In the present study, researchers aimed to evaluate the performance of Google Gemini and Bard on a set of practice questions designed for the ophthalmology board certification exam.
About the study
The performance of Google Gemini and Bard was assessed using 150 text-based multiple-choice questions obtained from “EyeQuiz,” an educational platform for medical professionals specializing in ophthalmology.
The portal provides practice questions for various exams, including the Ophthalmic Knowledge Assessment Program (OKAP), national board exams such as the American Board of Ophthalmology (ABO) exam, as well as certain postgraduate exams.
The questions were categorized manually, and data were collected using the Bard and Gemini versions available as of 30th November and 28th December 2023, respectively. The accuracy, provision of explanations, response time, and question length were assessed for both tools.
Secondary analyses included evaluating the performance in countries other than the United States (US), including Vietnam, Brazil, and the Netherlands, using virtual private networks (VPNs).
Statistical tests, including the chi-square and Mann-Whitney U tests, were conducted to compare performance across countries and chatbot models. Multivariable logistic regression was used to explore factors influencing correct responses.
Results and discussion
Bard and Gemini responded promptly and consistently to all 150 questions without experiencing high demand. In the primary analysis using the US versions, Bard took 7.1 ± 2.7 seconds to respond, while Gemini responded in 7.1 ± 2.8 seconds, with a longer average response length.
In the primary analysis using the US form of the chatbots, both Bard and Gemini achieved an accuracy of 71%, correctly answering 106 out of 150 questions. Bard provided explanations for 86% of its responses, while Gemini provided explanations for all responses.
Bard was found to perform best in orbital & plastic surgery, while Gemini showed superior performance in general ophthalmology, orbital & plastic surgery, glaucoma, and uveitis. However, both the tools struggled in the cataract & lenses and refractive surgery categories.
In the secondary analysis with Bard from Vietnam, the chatbot answered 67% of questions correctly, similar to the US version. However, using Bard from Vietnam led to different answer choices in 21% of questions compared to the US version.
With Gemini from Vietnam, 74% of questions were answered correctly, similar to the US version, but there were differences in answer choices for 15% of questions compared to the US version. In both cases, some questions answered incorrectly by the US versions were answered correctly by the Vietnam versions, and vice versa.
The Vietnam versions of Bard and Gemini explained 86% and 100% of their responses, respectively.

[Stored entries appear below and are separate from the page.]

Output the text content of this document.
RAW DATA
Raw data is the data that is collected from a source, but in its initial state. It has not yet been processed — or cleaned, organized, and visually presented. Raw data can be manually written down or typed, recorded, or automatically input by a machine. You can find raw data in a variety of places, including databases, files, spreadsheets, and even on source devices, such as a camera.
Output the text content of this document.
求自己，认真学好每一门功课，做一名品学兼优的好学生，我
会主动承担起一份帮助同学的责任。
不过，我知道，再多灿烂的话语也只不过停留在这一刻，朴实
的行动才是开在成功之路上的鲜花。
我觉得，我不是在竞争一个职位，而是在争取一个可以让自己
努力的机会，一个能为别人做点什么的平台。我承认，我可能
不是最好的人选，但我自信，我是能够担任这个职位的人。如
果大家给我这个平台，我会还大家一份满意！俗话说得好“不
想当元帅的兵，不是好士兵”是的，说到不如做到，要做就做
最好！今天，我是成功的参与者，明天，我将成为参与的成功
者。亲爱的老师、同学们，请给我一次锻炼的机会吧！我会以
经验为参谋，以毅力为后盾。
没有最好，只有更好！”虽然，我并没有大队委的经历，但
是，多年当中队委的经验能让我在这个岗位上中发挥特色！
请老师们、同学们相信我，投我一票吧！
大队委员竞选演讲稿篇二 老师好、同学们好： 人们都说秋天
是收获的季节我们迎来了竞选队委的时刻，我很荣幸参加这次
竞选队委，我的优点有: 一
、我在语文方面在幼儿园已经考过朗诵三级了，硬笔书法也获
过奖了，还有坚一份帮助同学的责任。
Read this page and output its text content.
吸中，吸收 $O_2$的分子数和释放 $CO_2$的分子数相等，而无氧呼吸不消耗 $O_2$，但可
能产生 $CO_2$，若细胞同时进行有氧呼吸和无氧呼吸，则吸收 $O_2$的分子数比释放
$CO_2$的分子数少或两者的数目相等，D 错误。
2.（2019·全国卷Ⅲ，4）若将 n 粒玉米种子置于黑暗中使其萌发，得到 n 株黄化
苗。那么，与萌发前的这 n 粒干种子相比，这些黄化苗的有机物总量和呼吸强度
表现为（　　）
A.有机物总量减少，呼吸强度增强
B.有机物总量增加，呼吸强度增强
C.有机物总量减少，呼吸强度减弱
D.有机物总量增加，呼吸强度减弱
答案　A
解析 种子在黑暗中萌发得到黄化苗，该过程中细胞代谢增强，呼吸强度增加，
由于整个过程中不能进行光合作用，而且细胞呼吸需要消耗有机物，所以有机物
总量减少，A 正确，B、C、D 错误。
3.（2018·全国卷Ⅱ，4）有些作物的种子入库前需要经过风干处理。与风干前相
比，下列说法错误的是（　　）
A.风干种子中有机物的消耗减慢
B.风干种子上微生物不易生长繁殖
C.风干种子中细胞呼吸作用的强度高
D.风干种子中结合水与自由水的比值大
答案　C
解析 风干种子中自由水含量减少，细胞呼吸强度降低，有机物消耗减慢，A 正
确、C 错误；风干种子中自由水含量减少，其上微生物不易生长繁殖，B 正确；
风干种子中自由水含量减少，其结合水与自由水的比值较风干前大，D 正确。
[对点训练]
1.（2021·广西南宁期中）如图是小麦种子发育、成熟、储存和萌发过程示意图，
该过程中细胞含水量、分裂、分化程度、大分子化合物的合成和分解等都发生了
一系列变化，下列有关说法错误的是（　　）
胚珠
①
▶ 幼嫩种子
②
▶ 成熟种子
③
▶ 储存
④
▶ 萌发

Bard performed best in retina & vitreous and orbital & plastic surgery (80% accuracy), while Gemini performed better in cornea & external disease, general ophthalmology, and glaucoma (87% accuracy each).
Bard struggled most in cataracts & lenses (40% accuracy), while Gemini faced challenges in pediatric ophthalmology & strabismus (60% accuracy). Gemini's performance in Brazil and the Netherlands was relatively inferior to the US and Vietnam versions.
Despite the promising findings, the study's limitations include a small question sample size, reliance on an openly accessible question bank, unexplored effects of user prompts, internet speed, website traffic on response times, and occasional incorrect explanations provided by the chatbots.
Future studies could explore the chatbots' ability to interpret ophthalmic images, which remains relatively unexplored. Further research is warranted to address the limitations and explore additional applications in the field.
Conclusion
In conclusion, although both the US and Vietnam iterations of Bard and Gemini demonstrated satisfactory performance on ophthalmology practice questions, the study highlights potential response variability linked to user location.
Future evaluations to track the enhancement of AI chatbots and comparisons between ophthalmology residents and AI chatbots could offer valuable insights into their efficacy and reliability.